Talents Pointes, suite et fin…
En attendant une sélection spéciale « voix de fêtes » bien de circonstance que je vous réserve pour la semaine prochaine, on clôture celles de l’automne avec un dernier panorama très éclectique, à l’image de notre ouverture à tout ce qui est bon.
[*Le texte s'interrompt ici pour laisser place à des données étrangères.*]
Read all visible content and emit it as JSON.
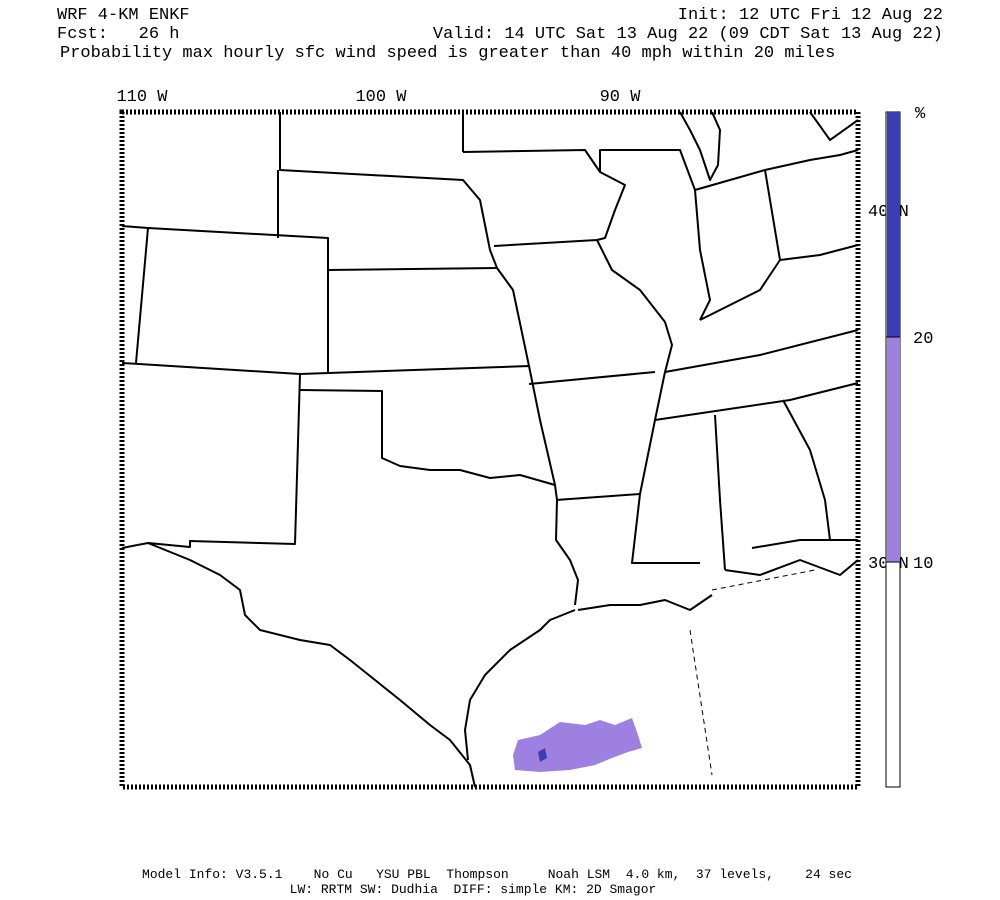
{
  "header": {
    "model": "WRF 4-KM ENKF",
    "forecast": "Fcst:   26 h",
    "init": "Init: 12 UTC Fri 12 Aug 22",
    "valid": "Valid: 14 UTC Sat 13 Aug 22 (09 CDT Sat 13 Aug 22)",
    "title": "Probability max hourly sfc wind speed is greater than 40 mph within 20 miles"
  },
  "map": {
    "longitude_labels": [
      "110 W",
      "100 W",
      "90 W"
    ],
    "latitude_labels": [
      "40 N",
      "30 N"
    ]
  },
  "colorbar": {
    "unit": "%",
    "ticks": [
      10,
      20
    ],
    "colors": [
      "#9e80e0",
      "#3a3eb2"
    ]
  },
  "footer": {
    "line1": "Model Info: V3.5.1    No Cu   YSU PBL  Thompson     Noah LSM  4.0 km,  37 levels,    24 sec",
    "line2": "LW: RRTM SW: Dudhia  DIFF: simple KM: 2D Smagor"
  }
}
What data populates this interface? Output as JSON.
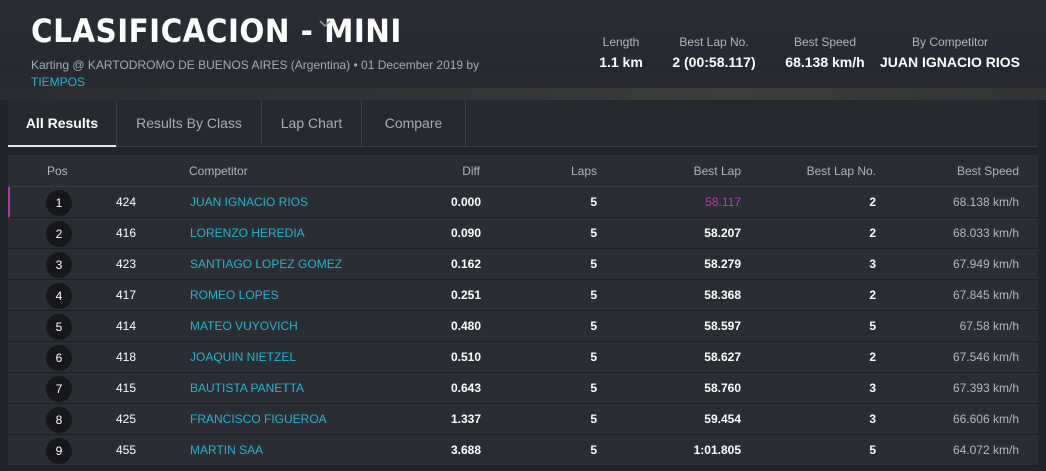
{
  "header": {
    "title": "CLASIFICACION - MINI",
    "subtitle_text": "Karting @ KARTODROMO DE BUENOS AIRES (Argentina) • 01 December 2019 by",
    "subtitle_link": "TIEMPOS"
  },
  "stats": [
    {
      "label": "Length",
      "value": "1.1 km"
    },
    {
      "label": "Best Lap No.",
      "value": "2 (00:58.117)"
    },
    {
      "label": "Best Speed",
      "value": "68.138 km/h"
    },
    {
      "label": "By Competitor",
      "value": "JUAN IGNACIO RIOS"
    }
  ],
  "tabs": [
    {
      "label": "All Results",
      "active": true
    },
    {
      "label": "Results By Class",
      "active": false
    },
    {
      "label": "Lap Chart",
      "active": false
    },
    {
      "label": "Compare",
      "active": false
    }
  ],
  "table": {
    "headers": {
      "pos": "Pos",
      "competitor": "Competitor",
      "diff": "Diff",
      "laps": "Laps",
      "best_lap": "Best Lap",
      "best_lap_no": "Best Lap No.",
      "best_speed": "Best Speed"
    },
    "rows": [
      {
        "pos": "1",
        "number": "424",
        "competitor": "JUAN IGNACIO RIOS",
        "diff": "0.000",
        "laps": "5",
        "best_lap": "58.117",
        "best_lap_no": "2",
        "best_speed": "68.138 km/h"
      },
      {
        "pos": "2",
        "number": "416",
        "competitor": "LORENZO HEREDIA",
        "diff": "0.090",
        "laps": "5",
        "best_lap": "58.207",
        "best_lap_no": "2",
        "best_speed": "68.033 km/h"
      },
      {
        "pos": "3",
        "number": "423",
        "competitor": "SANTIAGO LOPEZ GOMEZ",
        "diff": "0.162",
        "laps": "5",
        "best_lap": "58.279",
        "best_lap_no": "3",
        "best_speed": "67.949 km/h"
      },
      {
        "pos": "4",
        "number": "417",
        "competitor": "ROMEO LOPES",
        "diff": "0.251",
        "laps": "5",
        "best_lap": "58.368",
        "best_lap_no": "2",
        "best_speed": "67.845 km/h"
      },
      {
        "pos": "5",
        "number": "414",
        "competitor": "MATEO VUYOVICH",
        "diff": "0.480",
        "laps": "5",
        "best_lap": "58.597",
        "best_lap_no": "5",
        "best_speed": "67.58 km/h"
      },
      {
        "pos": "6",
        "number": "418",
        "competitor": "JOAQUIN NIETZEL",
        "diff": "0.510",
        "laps": "5",
        "best_lap": "58.627",
        "best_lap_no": "2",
        "best_speed": "67.546 km/h"
      },
      {
        "pos": "7",
        "number": "415",
        "competitor": "BAUTISTA PANETTA",
        "diff": "0.643",
        "laps": "5",
        "best_lap": "58.760",
        "best_lap_no": "3",
        "best_speed": "67.393 km/h"
      },
      {
        "pos": "8",
        "number": "425",
        "competitor": "FRANCISCO FIGUEROA",
        "diff": "1.337",
        "laps": "5",
        "best_lap": "59.454",
        "best_lap_no": "3",
        "best_speed": "66.606 km/h"
      },
      {
        "pos": "9",
        "number": "455",
        "competitor": "MARTIN SAA",
        "diff": "3.688",
        "laps": "5",
        "best_lap": "1:01.805",
        "best_lap_no": "5",
        "best_speed": "64.072 km/h"
      }
    ]
  },
  "colors": {
    "accent_link": "#27b3d2",
    "best_lap_highlight": "#c435c4"
  },
  "icons": {
    "title_dropdown": "chevron-down-icon"
  }
}
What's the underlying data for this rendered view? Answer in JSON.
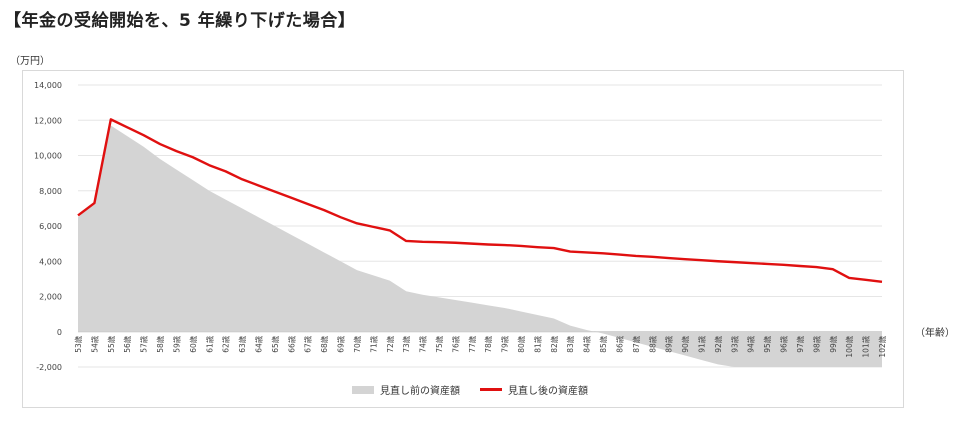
{
  "title": "【年金の受給開始を、5 年繰り下げた場合】",
  "y_unit": "（万円）",
  "x_unit": "（年齢）",
  "chart_data": {
    "type": "area",
    "x": [
      "53歳",
      "54歳",
      "55歳",
      "56歳",
      "57歳",
      "58歳",
      "59歳",
      "60歳",
      "61歳",
      "62歳",
      "63歳",
      "64歳",
      "65歳",
      "66歳",
      "67歳",
      "68歳",
      "69歳",
      "70歳",
      "71歳",
      "72歳",
      "73歳",
      "74歳",
      "75歳",
      "76歳",
      "77歳",
      "78歳",
      "79歳",
      "80歳",
      "81歳",
      "82歳",
      "83歳",
      "84歳",
      "85歳",
      "86歳",
      "87歳",
      "88歳",
      "89歳",
      "90歳",
      "91歳",
      "92歳",
      "93歳",
      "94歳",
      "95歳",
      "96歳",
      "97歳",
      "98歳",
      "99歳",
      "100歳",
      "101歳",
      "102歳"
    ],
    "series": [
      {
        "name": "見直し前の資産額",
        "type": "area",
        "color": "#d4d4d4",
        "values": [
          6500,
          7300,
          11700,
          11100,
          10500,
          9800,
          9200,
          8600,
          8000,
          7500,
          7000,
          6500,
          6000,
          5500,
          5000,
          4500,
          4000,
          3500,
          3200,
          2900,
          2300,
          2100,
          1950,
          1800,
          1650,
          1500,
          1350,
          1150,
          950,
          750,
          350,
          100,
          -100,
          -350,
          -600,
          -850,
          -1100,
          -1350,
          -1600,
          -1850,
          -2000,
          -2000,
          -2000,
          -2000,
          -2000,
          -2000,
          -2000,
          -2000,
          -2000,
          -2000
        ]
      },
      {
        "name": "見直し後の資産額",
        "type": "line",
        "color": "#e01010",
        "values": [
          6600,
          7300,
          12050,
          11600,
          11150,
          10650,
          10250,
          9900,
          9450,
          9100,
          8650,
          8300,
          7950,
          7600,
          7250,
          6900,
          6500,
          6150,
          5950,
          5750,
          5150,
          5100,
          5080,
          5050,
          5000,
          4950,
          4920,
          4870,
          4800,
          4750,
          4550,
          4500,
          4450,
          4380,
          4300,
          4250,
          4180,
          4120,
          4060,
          4000,
          3950,
          3900,
          3850,
          3800,
          3730,
          3670,
          3550,
          3050,
          2950,
          2830
        ]
      }
    ],
    "y_ticks": [
      "14,000",
      "12,000",
      "10,000",
      "8,000",
      "6,000",
      "4,000",
      "2,000",
      "0",
      "-2,000"
    ],
    "ylim": [
      -2000,
      14000
    ],
    "grid": true,
    "legend_position": "bottom"
  }
}
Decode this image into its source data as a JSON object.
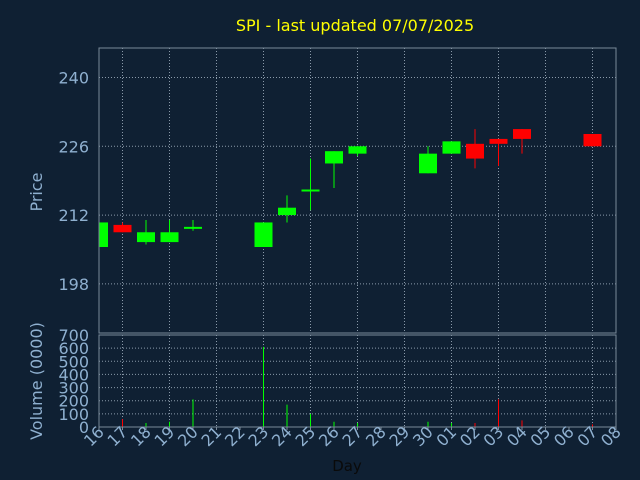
{
  "chart_data": {
    "type": "candlestick",
    "title": "SPI - last updated 07/07/2025",
    "xlabel": "Day",
    "ylabel_price": "Price",
    "ylabel_volume": "Volume (0000)",
    "price_ylim": [
      188,
      246
    ],
    "price_ticks": [
      198,
      212,
      226,
      240
    ],
    "volume_ylim": [
      0,
      700
    ],
    "volume_ticks": [
      0,
      100,
      200,
      300,
      400,
      500,
      600,
      700
    ],
    "grid": true,
    "x_ticks": [
      "16",
      "17",
      "18",
      "19",
      "20",
      "21",
      "22",
      "23",
      "24",
      "25",
      "26",
      "27",
      "28",
      "29",
      "30",
      "01",
      "02",
      "03",
      "04",
      "05",
      "06",
      "07",
      "08"
    ],
    "colors": {
      "background": "#0f2033",
      "title": "#ffff00",
      "axis_text": "#8fb0d0",
      "frame": "#7a8a9a",
      "grid": "#8a9aaa",
      "up": "#00ff00",
      "down": "#ff0000",
      "xlabel": "#0a0a0a"
    },
    "candles": [
      {
        "day": "16",
        "open": 205.5,
        "close": 210.5,
        "high": 210.5,
        "low": 205.5
      },
      {
        "day": "17",
        "open": 210.0,
        "close": 208.5,
        "high": 210.5,
        "low": 208.5
      },
      {
        "day": "18",
        "open": 206.5,
        "close": 208.5,
        "high": 211.0,
        "low": 206.0
      },
      {
        "day": "19",
        "open": 206.5,
        "close": 208.5,
        "high": 211.0,
        "low": 206.5
      },
      {
        "day": "20",
        "open": 209.2,
        "close": 209.6,
        "high": 211.0,
        "low": 208.8
      },
      {
        "day": "23",
        "open": 205.5,
        "close": 210.5,
        "high": 210.5,
        "low": 205.5
      },
      {
        "day": "24",
        "open": 212.0,
        "close": 213.5,
        "high": 216.0,
        "low": 210.5
      },
      {
        "day": "25",
        "open": 216.8,
        "close": 217.2,
        "high": 223.5,
        "low": 213.0
      },
      {
        "day": "26",
        "open": 222.5,
        "close": 225.0,
        "high": 225.0,
        "low": 217.5
      },
      {
        "day": "27",
        "open": 224.5,
        "close": 226.0,
        "high": 226.0,
        "low": 224.0
      },
      {
        "day": "30",
        "open": 220.5,
        "close": 224.5,
        "high": 226.0,
        "low": 220.5
      },
      {
        "day": "01",
        "open": 224.5,
        "close": 227.0,
        "high": 227.0,
        "low": 224.5
      },
      {
        "day": "02",
        "open": 226.5,
        "close": 223.5,
        "high": 229.5,
        "low": 221.5
      },
      {
        "day": "03",
        "open": 227.5,
        "close": 226.5,
        "high": 227.5,
        "low": 222.0
      },
      {
        "day": "04",
        "open": 229.5,
        "close": 227.5,
        "high": 229.5,
        "low": 224.5
      },
      {
        "day": "07",
        "open": 228.5,
        "close": 226.0,
        "high": 228.5,
        "low": 226.0
      }
    ],
    "volume": [
      {
        "day": "17",
        "value": 60,
        "color": "down"
      },
      {
        "day": "18",
        "value": 30,
        "color": "up"
      },
      {
        "day": "19",
        "value": 40,
        "color": "up"
      },
      {
        "day": "20",
        "value": 210,
        "color": "up"
      },
      {
        "day": "23",
        "value": 610,
        "color": "up"
      },
      {
        "day": "24",
        "value": 170,
        "color": "up"
      },
      {
        "day": "25",
        "value": 100,
        "color": "up"
      },
      {
        "day": "26",
        "value": 40,
        "color": "up"
      },
      {
        "day": "27",
        "value": 30,
        "color": "up"
      },
      {
        "day": "30",
        "value": 40,
        "color": "up"
      },
      {
        "day": "01",
        "value": 30,
        "color": "up"
      },
      {
        "day": "02",
        "value": 30,
        "color": "down"
      },
      {
        "day": "03",
        "value": 210,
        "color": "down"
      },
      {
        "day": "04",
        "value": 50,
        "color": "down"
      },
      {
        "day": "07",
        "value": 20,
        "color": "down"
      }
    ]
  }
}
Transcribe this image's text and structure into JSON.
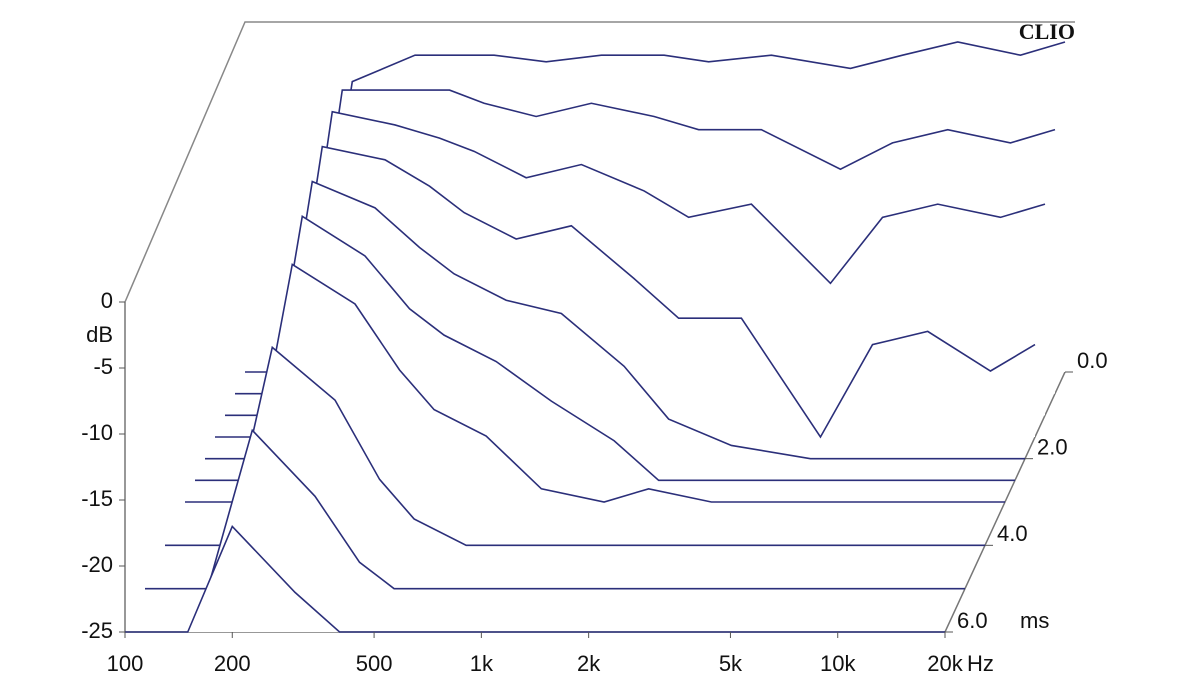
{
  "chart_data": {
    "type": "waterfall",
    "title": "CLIO",
    "x": [
      100,
      150,
      200,
      300,
      400,
      500,
      700,
      1000,
      1500,
      2000,
      3000,
      5000,
      7000,
      10000,
      15000,
      20000
    ],
    "z": [
      0,
      0.5,
      1,
      1.5,
      2,
      2.5,
      3,
      4,
      5,
      6
    ],
    "color": "#2b2f7a",
    "series": [
      {
        "values": [
          -25,
          -25,
          -3,
          -1,
          -1,
          -1,
          -1.5,
          -1,
          -1,
          -1.5,
          -1,
          -2,
          -1,
          0,
          -1,
          0
        ]
      },
      {
        "values": [
          -25,
          -25,
          -2,
          -2,
          -2,
          -3,
          -4,
          -3,
          -4,
          -5,
          -5,
          -8,
          -6,
          -5,
          -6,
          -5
        ]
      },
      {
        "values": [
          -25,
          -25,
          -2,
          -3,
          -4,
          -5,
          -7,
          -6,
          -8,
          -10,
          -9,
          -15,
          -10,
          -9,
          -10,
          -9
        ]
      },
      {
        "values": [
          -25,
          -25,
          -3,
          -4,
          -6,
          -8,
          -10,
          -9,
          -13,
          -16,
          -16,
          -25,
          -18,
          -17,
          -20,
          -18
        ]
      },
      {
        "values": [
          -25,
          -25,
          -4,
          -6,
          -9,
          -11,
          -13,
          -14,
          -18,
          -22,
          -24,
          -25,
          -25,
          -25,
          -25,
          -25
        ]
      },
      {
        "values": [
          -25,
          -25,
          -5,
          -8,
          -12,
          -14,
          -16,
          -19,
          -22,
          -25,
          -25,
          -25,
          -25,
          -25,
          -25,
          -25
        ]
      },
      {
        "values": [
          -25,
          -25,
          -7,
          -10,
          -15,
          -18,
          -20,
          -24,
          -25,
          -24,
          -25,
          -25,
          -25,
          -25,
          -25,
          -25
        ]
      },
      {
        "values": [
          -25,
          -25,
          -10,
          -14,
          -20,
          -23,
          -25,
          -25,
          -25,
          -25,
          -25,
          -25,
          -25,
          -25,
          -25,
          -25
        ]
      },
      {
        "values": [
          -25,
          -25,
          -13,
          -18,
          -23,
          -25,
          -25,
          -25,
          -25,
          -25,
          -25,
          -25,
          -25,
          -25,
          -25,
          -25
        ]
      },
      {
        "values": [
          -25,
          -25,
          -17,
          -22,
          -25,
          -25,
          -25,
          -25,
          -25,
          -25,
          -25,
          -25,
          -25,
          -25,
          -25,
          -25
        ]
      }
    ],
    "xlim": [
      100,
      20000
    ],
    "log_x": true,
    "xticks": [
      100,
      200,
      500,
      {
        "value": 1000,
        "label": "1k"
      },
      {
        "value": 2000,
        "label": "2k"
      },
      {
        "value": 5000,
        "label": "5k"
      },
      {
        "value": 10000,
        "label": "10k"
      },
      {
        "value": 20000,
        "label": "20k"
      }
    ],
    "x_label": "Hz",
    "ylim": [
      -25,
      0
    ],
    "yticks": [
      0,
      -5,
      -10,
      -15,
      -20,
      -25
    ],
    "y_label": "dB",
    "zlim": [
      0,
      6
    ],
    "zticks": [
      {
        "value": 0,
        "label": "0.0"
      },
      {
        "value": 2,
        "label": "2.0"
      },
      {
        "value": 4,
        "label": "4.0"
      },
      {
        "value": 6,
        "label": "6.0"
      }
    ],
    "z_label": "ms"
  }
}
Comme la découverte de Mangane au rayon afro, celle -un peu en retard- de la magnifique association d’Eric Séva au suave vocaliste blue-soul Michael Robinson, auxquels on ajoute le double live de Judith Owen, jazzwoman de la Nouvelle Orléans et formidable reine du swing, avant de passer à la douceur d’un soleil d’hiver avec la guitare brésilienne du maître Marcel Powell.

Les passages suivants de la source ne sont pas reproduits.